Estates

Attorneys Assisting with Estates

Serving the State of Virginia

Your estate consists of everything you own— your car, home, other real estates, checking and savings accounts, investments, life insurance, furniture, personal possessions. No matter how large or small, everyone has an estate. The question is, "What happens to your estate when you die?" You will probably want to determine how your estate is distributed upon your disability or death. To make sure your wishes are carried out, you need to provide instructions stating whom you want to receive something of yours, what you want them to receive, and when they are to receive it. You want to do this in a manner that will not incur a lot of expense.

That is estate planning—making a plan in advance and naming whom you want to receive the things you own after you die. However, good estate planning is much more than that. It should also:

      • Include instructions for your care if you become disabled before you die.
      • Name a guardian and an inheritance manager for minor children.
      • Provide for family members with special needs without disrupting government benefits.
      • Provide for loved ones who might be irresponsible with money or who may need future protection from creditors or divorce.
      • Include life insurance to provide for your family at your death, disability income insurance to replace your income if you cannot work due to illness or injury, and long-term care insurance to help pay for your care in the case of an extended illness or injury.
      • Provide for the transfer of your business at your retirement, disability, or death.
      • Minimize taxes, court costs, and unnecessary legal fees.

You may also need assistance administering an estate if a family member or friend dies with or without a will.
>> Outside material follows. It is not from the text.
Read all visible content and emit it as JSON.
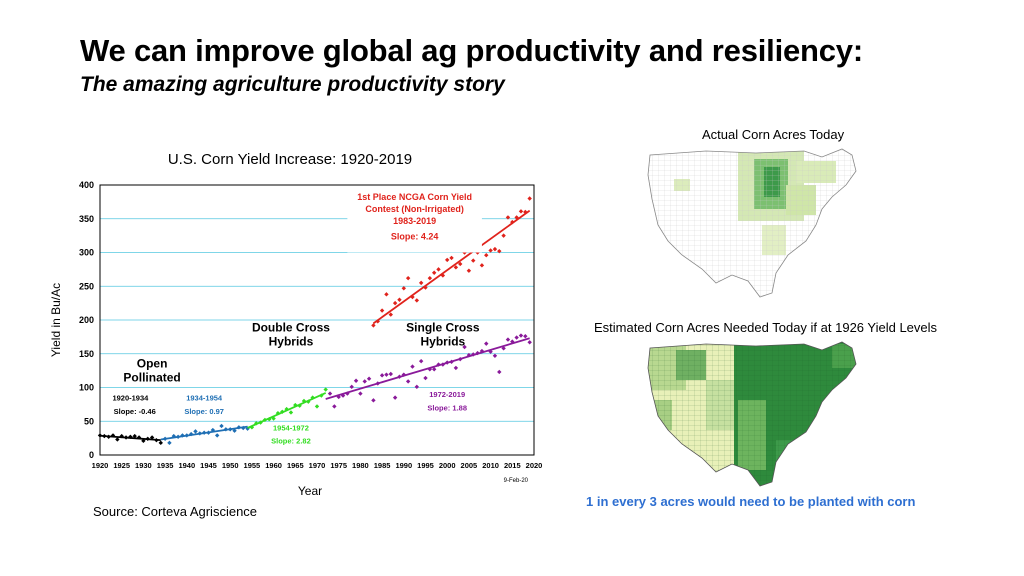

It will be necessary to probate that person’s estate. Probate is a process that settles the decedent’s estate through the court.
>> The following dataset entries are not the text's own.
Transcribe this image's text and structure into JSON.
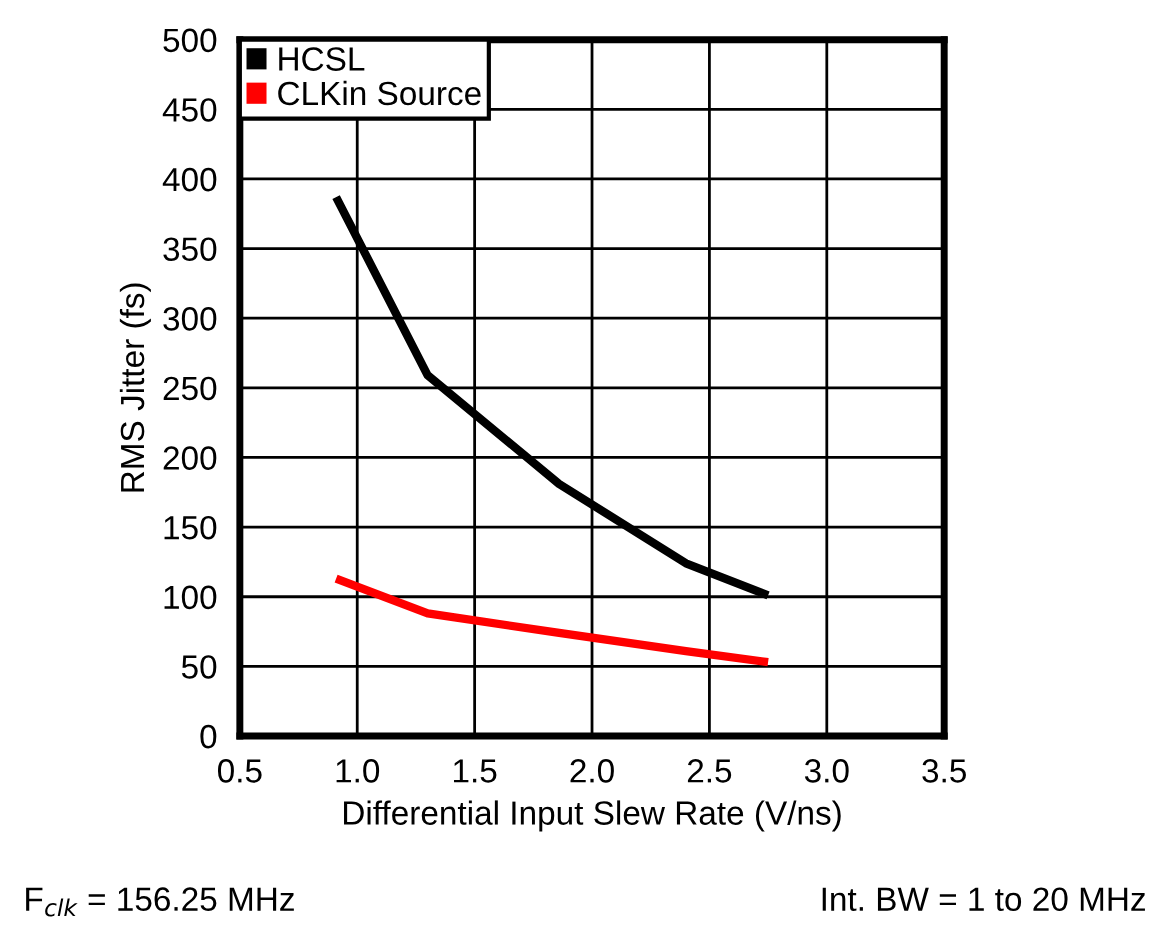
{
  "chart_data": {
    "type": "line",
    "xlabel": "Differential Input Slew Rate (V/ns)",
    "ylabel": "RMS Jitter (fs)",
    "x": [
      0.91,
      1.3,
      1.86,
      2.4,
      2.75
    ],
    "series": [
      {
        "name": "HCSL",
        "color": "#000000",
        "values": [
          387,
          259,
          181,
          124,
          101
        ]
      },
      {
        "name": "CLKin Source",
        "color": "#ff0000",
        "values": [
          113,
          88,
          74,
          61,
          53
        ]
      }
    ],
    "xlim": [
      0.5,
      3.5
    ],
    "xticks": [
      {
        "value": 0.5,
        "label": "0.5"
      },
      {
        "value": 1.0,
        "label": "1.0"
      },
      {
        "value": 1.5,
        "label": "1.5"
      },
      {
        "value": 2.0,
        "label": "2.0"
      },
      {
        "value": 2.5,
        "label": "2.5"
      },
      {
        "value": 3.0,
        "label": "3.0"
      },
      {
        "value": 3.5,
        "label": "3.5"
      }
    ],
    "ylim": [
      0,
      500
    ],
    "yticks": [
      0,
      50,
      100,
      150,
      200,
      250,
      300,
      350,
      400,
      450,
      500
    ],
    "grid": true,
    "legend": "top left",
    "marker": "none",
    "line_style": "solid",
    "annotations": [
      "F$_{clk}$ = 156.25 MHz",
      "Int. BW = 1 to 20 MHz"
    ]
  }
}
Power of Attorneys –Are documents in which you can authorize another person to act on your behalf, should you become incapacitated. The Power of Attorney can be drafted to give the POA certain specific powers to act under certain specific circumstances, pursuant to your decision.

Advance Medical Directives–Are instructions you give your physicians telling them what kinds of medical care you do or do not want if you become unable to make medical decisions for yourself. A "living will" and "Durable Power of Attorney for Health Care" are advance directives. In Living Wills you specify the medical care you do or do not want to receive if you become unable to make decisions for yourself. Living Wills usually apply to end-of-life situations. Durable Power of Attorney for health care, you appoint someone to make healthcare decisions for you ONLY, when you make the decisions for yourself.